The Blue lagoon was immaculate, but David wouldn't know because while I swam, and Annie waded her feet in the water(to avoid getting a staff infection from soaking her wounds in the water), David wrote in his journal. Then he exclaimed in a peaceful moment that he wanted to leave and return the bike. He said that he would get in trouble for bending the wheel. Since the bike wouldn't ride he carried it out of the national park on his shoulders with the Lao women laughing at him in the background.
Annie and I stayed. I swam and swung from the rope swing with the Lao children, and then we went back. Later that night she came to visit me at my guesthouse and the owner saw her wounds. She asked to see them. When she did she freaked out and told Annie to return at 6 p.m., so that her husband, who was a Doctor, could clean them. When Annie return the Doctor was smoking a cig. and drinking a beer. He nodded at her and got her a chair to sit on. He cleaned her wounds and applied Turmeric with a knife directly to the wounds before covering them with gauze and tape.
Then next day the bandages were stuck to her wounds, and neither of us knew what to do, so we lounged by the Mekong River enjoying beers with two cool African guys until 6 p.m., and then we returned to the good Doctor. Annie showed him that the bandages were stuck, so he motioned for her to sit. He started applying a solution and gently began peeling off the attached gauze, but then he pointed across the room, and when she looked he ripped the bandages and the top layer of her wounds off. He then started laughing sadistically. I thought he was crazy, and she started crying and looking to me for help. I didn't know what to do! In fact, I think my mouth was hanging open when she was crying in pain and fear and he began mimicking her crying to make fun of her. When I wanted to say something he looked to me and stopped, applied Hydrogen peroxide to her wounds, which started to fizz from the infection, and then he applied a fresh application of turmeric to her wounds with his trusty knife. No gauze this time. He told her in 3 days she would be healed. Then he massaged her energy lines on her forearm and fingers before sending us on our way. The wounds did look dramatically improved by the next day.

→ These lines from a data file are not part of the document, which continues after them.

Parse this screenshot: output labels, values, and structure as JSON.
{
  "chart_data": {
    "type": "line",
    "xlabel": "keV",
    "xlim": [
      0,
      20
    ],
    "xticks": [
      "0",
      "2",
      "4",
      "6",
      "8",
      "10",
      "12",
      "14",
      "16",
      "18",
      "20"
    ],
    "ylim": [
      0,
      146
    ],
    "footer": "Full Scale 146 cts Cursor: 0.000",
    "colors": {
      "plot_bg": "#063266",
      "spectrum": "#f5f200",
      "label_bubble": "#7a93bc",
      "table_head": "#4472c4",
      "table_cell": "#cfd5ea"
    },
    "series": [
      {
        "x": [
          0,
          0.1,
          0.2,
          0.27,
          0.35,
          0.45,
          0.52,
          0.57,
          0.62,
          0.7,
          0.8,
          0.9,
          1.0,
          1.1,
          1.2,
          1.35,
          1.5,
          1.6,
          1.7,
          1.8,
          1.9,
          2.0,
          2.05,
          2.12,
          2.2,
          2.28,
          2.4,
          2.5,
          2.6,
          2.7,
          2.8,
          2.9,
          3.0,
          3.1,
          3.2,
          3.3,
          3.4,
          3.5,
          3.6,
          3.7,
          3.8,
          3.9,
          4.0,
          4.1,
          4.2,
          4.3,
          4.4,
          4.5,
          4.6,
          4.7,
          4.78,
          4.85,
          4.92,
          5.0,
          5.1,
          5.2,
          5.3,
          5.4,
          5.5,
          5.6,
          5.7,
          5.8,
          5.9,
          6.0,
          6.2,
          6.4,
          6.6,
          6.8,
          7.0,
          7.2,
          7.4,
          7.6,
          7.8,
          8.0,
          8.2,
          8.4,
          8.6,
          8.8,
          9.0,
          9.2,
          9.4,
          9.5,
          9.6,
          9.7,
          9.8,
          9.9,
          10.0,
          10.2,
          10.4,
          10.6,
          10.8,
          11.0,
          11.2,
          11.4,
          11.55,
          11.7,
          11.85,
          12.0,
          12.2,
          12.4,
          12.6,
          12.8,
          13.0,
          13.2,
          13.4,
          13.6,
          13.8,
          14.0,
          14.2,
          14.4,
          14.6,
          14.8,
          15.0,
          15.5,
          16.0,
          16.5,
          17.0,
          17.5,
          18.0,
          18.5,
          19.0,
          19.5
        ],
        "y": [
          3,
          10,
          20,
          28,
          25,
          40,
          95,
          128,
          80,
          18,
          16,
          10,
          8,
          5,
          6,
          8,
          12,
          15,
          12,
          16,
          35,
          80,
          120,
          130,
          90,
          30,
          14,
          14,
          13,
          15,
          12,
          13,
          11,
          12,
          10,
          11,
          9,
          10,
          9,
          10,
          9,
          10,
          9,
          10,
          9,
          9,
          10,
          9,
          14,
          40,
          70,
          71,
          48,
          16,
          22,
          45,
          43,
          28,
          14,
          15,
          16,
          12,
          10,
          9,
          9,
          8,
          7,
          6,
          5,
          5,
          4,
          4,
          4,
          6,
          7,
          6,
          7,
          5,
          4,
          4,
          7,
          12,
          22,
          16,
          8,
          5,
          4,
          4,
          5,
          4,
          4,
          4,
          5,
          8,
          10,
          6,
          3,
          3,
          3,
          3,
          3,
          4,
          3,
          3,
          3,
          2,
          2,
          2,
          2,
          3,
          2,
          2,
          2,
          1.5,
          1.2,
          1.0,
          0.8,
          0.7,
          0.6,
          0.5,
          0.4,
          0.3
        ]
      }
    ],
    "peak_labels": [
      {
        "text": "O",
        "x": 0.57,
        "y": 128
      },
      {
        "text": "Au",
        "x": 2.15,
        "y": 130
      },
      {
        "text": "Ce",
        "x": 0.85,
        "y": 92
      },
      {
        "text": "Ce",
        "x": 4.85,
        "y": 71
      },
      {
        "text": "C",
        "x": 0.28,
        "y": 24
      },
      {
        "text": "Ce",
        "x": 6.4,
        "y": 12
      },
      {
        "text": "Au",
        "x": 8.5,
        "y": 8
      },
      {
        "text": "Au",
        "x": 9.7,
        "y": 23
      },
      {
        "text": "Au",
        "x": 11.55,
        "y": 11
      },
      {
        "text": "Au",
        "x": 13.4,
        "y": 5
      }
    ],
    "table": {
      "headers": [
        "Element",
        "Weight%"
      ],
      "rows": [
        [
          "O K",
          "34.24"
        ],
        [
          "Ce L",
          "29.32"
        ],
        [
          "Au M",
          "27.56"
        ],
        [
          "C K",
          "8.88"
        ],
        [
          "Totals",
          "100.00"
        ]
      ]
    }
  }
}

She and her Canadian posse left for Vietnam, so I biked out to the organic farm which is an eco-sustainable living farm. This farm supports the village and helps keep kids in school.
The food was amazing, and there I met my crazy friend Luis. Luis is 60-something, half German and Half Spanish, but living in Ceville, Spain. He spends half of every year in India, smokes like a chimney, has random flings with young crazy Lao girls, and is the most animated character I've ever met. He and I enjoyed the day conversing about randomness. After lunch I helped him move to my guesthouse where I received a note from Cesar from the front desk. He had arrived, and would be back any moment to see me. Yay! :D
These two men couldn't be more different! Where Luis is tall, crazy, non-linear, and loud. Cesar is short(yes, shorter and 6 years older than me), driven, balanced, and thoughtful. The next day the three of us went kayaking down the Mekong River where everyone goes tubing. We stopped off at some of the bars, we had fun on the rope swings, and I enjoyed my free shots of Lao Lao. I think I'm the only person crazy enough to drink this alcohol, and for that reason I never have to pay for it. :) Cesar and I went out dancing that night at one of three bars on the island, and we had a blast! It began to rain because the monsoons have begun.
Yesterday he and I biked 35 km to a different blue lagoon, had lunch, mingled with the locals, and went out dancing again.

Now I'm in Vientiane with my new Finnish friend Elina. Tomorrow I will explore this capital and all it has to offer. She and I are talking about renting bikes and venturing out to the Buddha Park.